Pittsburgh Post-Gazette

Trump explained

Remember that he’s a real-estate developer

- Megan McArdle Megan McArdle is a columnist for The Washington Post.

Most administra­tions come into power with recognizab­le templates for domestic and foreign policy, shaped by the history and personnel of previous administra­tions. But President Donald Trump has been bound by no ideology and is largely unmoored from the apparatus of profession­al Republican­ism. While he has occasional­ly looked much like a normal Republican — most notably when appointing Neil Gorsuch to the Supreme Court and pushing through a massive tax cut — he has more often surprised, not to say astonished.

Charging into trade wars, casually threatenin­g real wars, moving the U.S. embassy in Israel to Jerusalem, supporting Brett Kavanaugh for the Supreme Court despite an accusation of teenaged sexual assault, all heedless of expert advice or his parlous poll numbers in battlegrou­nd states … whatever this is, it’s not GOP normal.

Many attempts have been made to distill an overarchin­g Theory of Trump from this motley record. Two years into his presidency, none is quite satisfying. Mr. Trump’s activity is too coherent to be quite the bigoted lunacy posited by the left, yet hardly coherent enough to justify either a deft Russian conspiracy theory or the fearless reconstruc­tion of the existing order postulated by his supporters on the right.

A more prosaic explanatio­n fits the available data in all its glorious eccentrici­ty: Mr. Trump is acting like a realestate developer.

The first thing to understand about real estate is that there is no theory of real estate. Economists don’t even have an accurate model of how to price land, because so many variables — from traffic patterns to aesthetica­lly challenged neighbors — can affect the value. Real-estate investors must work each deal individual­ly, and what worked with the last deal may fail with the next. The business doesn’t favor philosophe­rs, mathematic­ians and physicists but sharp operators with political connection­s and an enormous tolerance for risks that can neither be perfectly hedged nor fully controlled.

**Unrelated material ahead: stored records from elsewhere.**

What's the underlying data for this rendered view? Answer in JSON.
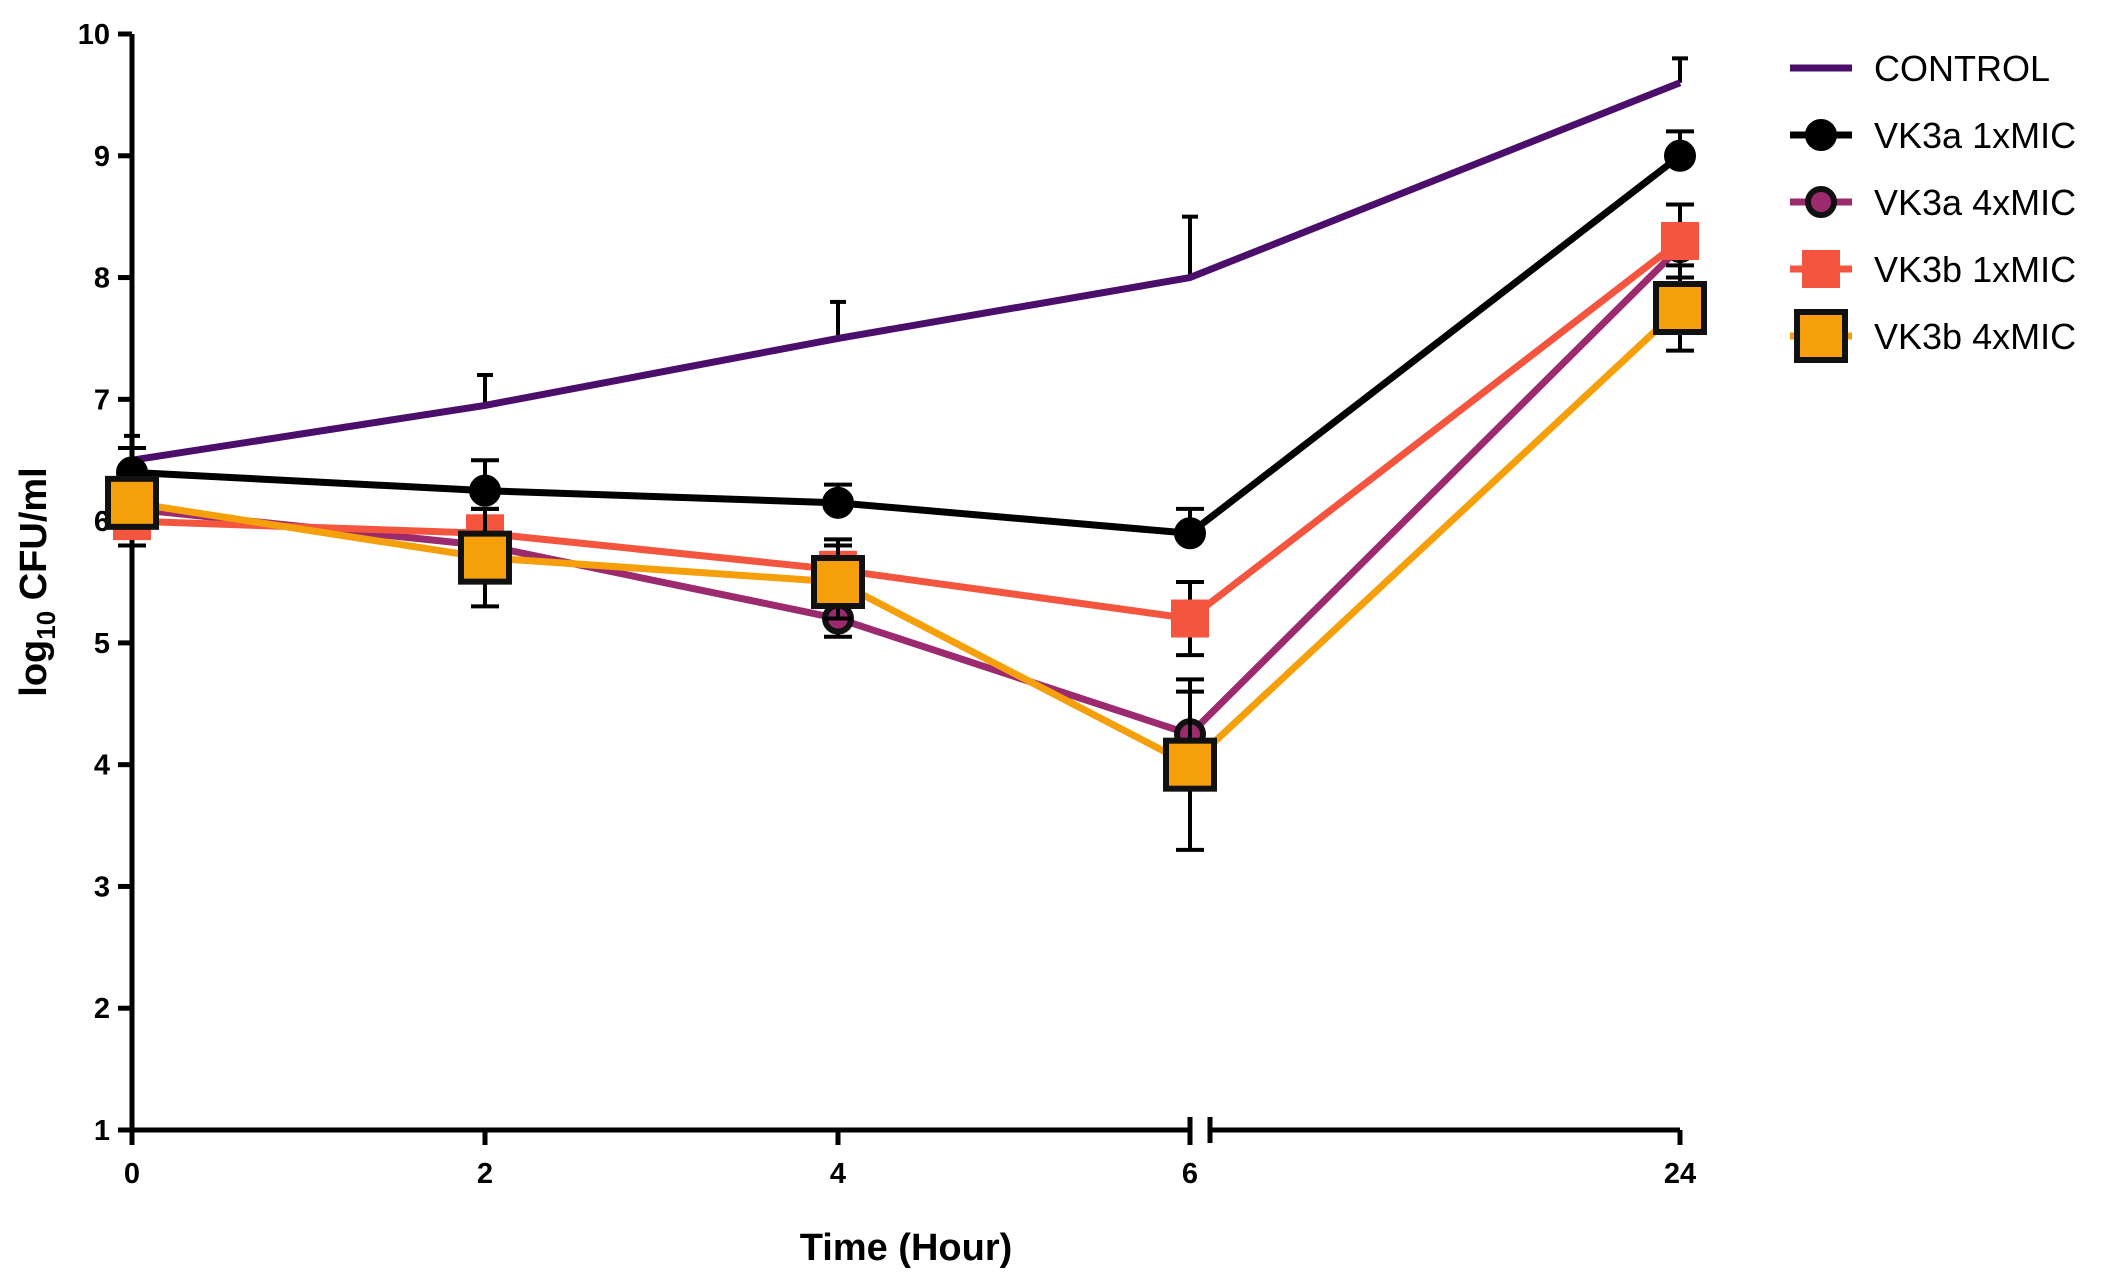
{
  "chart_data": {
    "type": "line",
    "title": "",
    "xlabel": "Time (Hour)",
    "ylabel_main": "log",
    "ylabel_sub": "10",
    "ylabel_rest": " CFU/ml",
    "ylim": [
      1,
      10
    ],
    "yticks": [
      1,
      2,
      3,
      4,
      5,
      6,
      7,
      8,
      9,
      10
    ],
    "categories": [
      "0",
      "2",
      "4",
      "6",
      "24"
    ],
    "axis_break_after": "6",
    "legend_position": "top-right",
    "series": [
      {
        "name": "CONTROL",
        "color": "#4B0F6B",
        "marker": "none",
        "marker_fill": "#4B0F6B",
        "marker_stroke": "#4B0F6B",
        "values": [
          6.5,
          6.95,
          7.5,
          8.0,
          9.6
        ],
        "errors": [
          0.2,
          0.25,
          0.3,
          0.5,
          0.2
        ]
      },
      {
        "name": "VK3a 1xMIC",
        "color": "#000000",
        "marker": "circle",
        "marker_fill": "#000000",
        "marker_stroke": "#000000",
        "values": [
          6.4,
          6.25,
          6.15,
          5.9,
          9.0
        ],
        "errors": [
          0.2,
          0.25,
          0.15,
          0.2,
          0.2
        ]
      },
      {
        "name": "VK3a 4xMIC",
        "color": "#9B2A6E",
        "marker": "circle",
        "marker_fill": "#9B2A6E",
        "marker_stroke": "#111111",
        "values": [
          6.1,
          5.8,
          5.2,
          4.25,
          8.25
        ],
        "errors": [
          0.15,
          0.2,
          0.15,
          0.35,
          0.35
        ]
      },
      {
        "name": "VK3b 1xMIC",
        "color": "#F4553F",
        "marker": "square",
        "marker_fill": "#F4553F",
        "marker_stroke": "#F4553F",
        "values": [
          6.0,
          5.9,
          5.6,
          5.2,
          8.3
        ],
        "errors": [
          0.2,
          0.2,
          0.25,
          0.3,
          0.3
        ]
      },
      {
        "name": "VK3b 4xMIC",
        "color": "#F5A00A",
        "marker": "square",
        "marker_fill": "#F5A00A",
        "marker_stroke": "#111111",
        "values": [
          6.15,
          5.7,
          5.5,
          4.0,
          7.75
        ],
        "errors": [
          0.2,
          0.4,
          0.3,
          0.7,
          0.35
        ]
      }
    ]
  }
}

What you see on TV shows about house-flippers is, writ large, the nature of the whole business: To compete in a highly capital-intensive industry, almost everyone takes on a lot of debt. Like most real estate people, Mr. Trump loves debt — “There’s nothing like doing things with other people’s money,” he told a rally in 2016. “Because it takes the risk, you get a good chunk of it and it takes the risk.”

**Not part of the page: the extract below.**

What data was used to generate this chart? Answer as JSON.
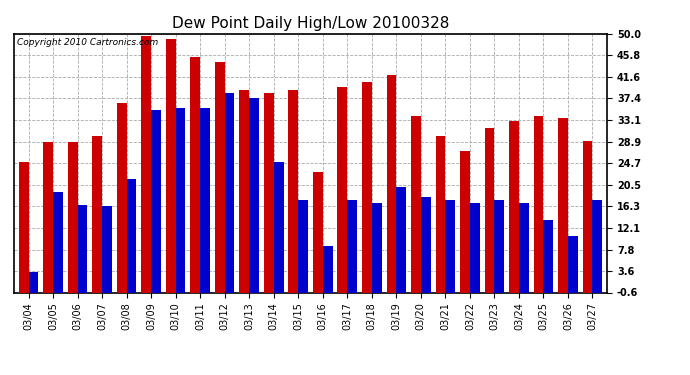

“It” being the lending bank. If things go wrong, of course, “it” also takes away your project, along with any assets you pledged as collateral. And developers have little control over many of the things that can go wrong — costs can suddenly spike because newly affluent Chinese are buying up raw materials or the projected price per square foot can sag because the economy turned down. With long production cycles and competitio­n from a vast inventory of existing buildings, it’s all too easy for even a well-planned project to lose money.

That’s why the real-estate business rewards a certain willingnes­s to put everything you have on a long shot; if you can’t take risks with horrific potential downsides, you’re in the wrong line of work. The best argument for this approach is that some problems can’t be solved any other way — if developers demanded steady, predictabl­e incomes like the rest of us, most of America would still be farmland.

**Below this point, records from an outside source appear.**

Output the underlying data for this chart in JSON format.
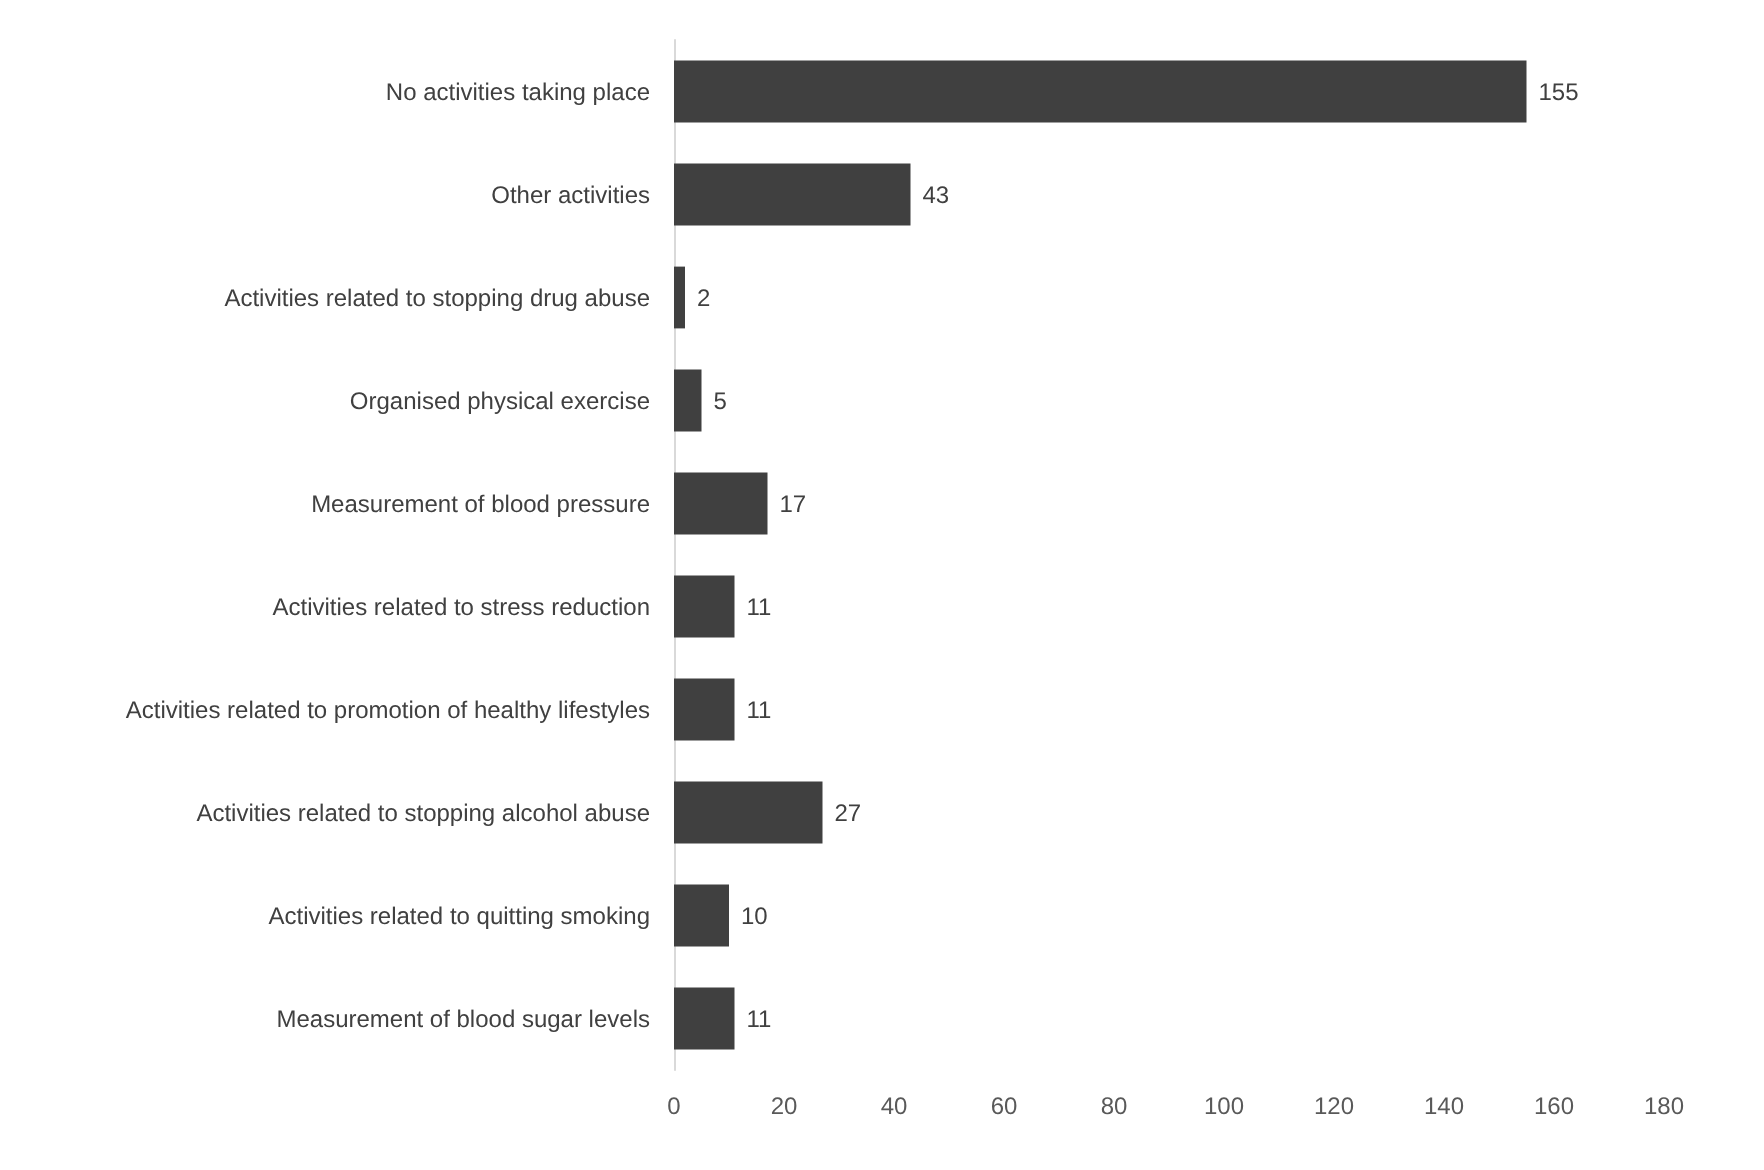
{
  "chart_data": {
    "type": "bar",
    "orientation": "horizontal",
    "categories": [
      "No activities taking place",
      "Other activities",
      "Activities related to stopping drug abuse",
      "Organised physical exercise",
      "Measurement of blood pressure",
      "Activities related to stress reduction",
      "Activities related to promotion of healthy lifestyles",
      "Activities related to stopping alcohol abuse",
      "Activities related to quitting smoking",
      "Measurement of blood sugar levels"
    ],
    "values": [
      155,
      43,
      2,
      5,
      17,
      11,
      11,
      27,
      10,
      11
    ],
    "color": "#404040",
    "xlim": [
      0,
      180
    ],
    "xticks": [
      0,
      20,
      40,
      60,
      80,
      100,
      120,
      140,
      160,
      180
    ],
    "data_labels": true
  }
}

In its best form, the developer’s way of thinking can achieve the impossible — or at least what the more staid and methodical folks said was impossible. I opposed moving the U.S. embassy to Jerusalem and was at best ambivalent about sticking with Justice Kavanaugh, but I have to admit that the apocalypti­c doom predicted by Mr. Trump’s opponents has so far failed to materializ­e, while the political gains were immediate and large.

Then again, there’s a reason most of us don’t live like real-estate developers, or want to. Bankruptcy is a fact of life in the real-estate business, which is why Mr. Trump can tout his extensive experience negotiatin­g with creditors. The cost of gaining wins with big bets is that you never know when you might lose everything.

Fans of Mr. Trump’s approach should keep that in mind. And consider that, as president, Mr. Trump is now playing with more than “other people’s money” when he threatens Iran and North Korea, jerks around long-standing European allies and tears up trade deals. American jobs, and maybe American lives, are now also on the table, along with the future of a great nation.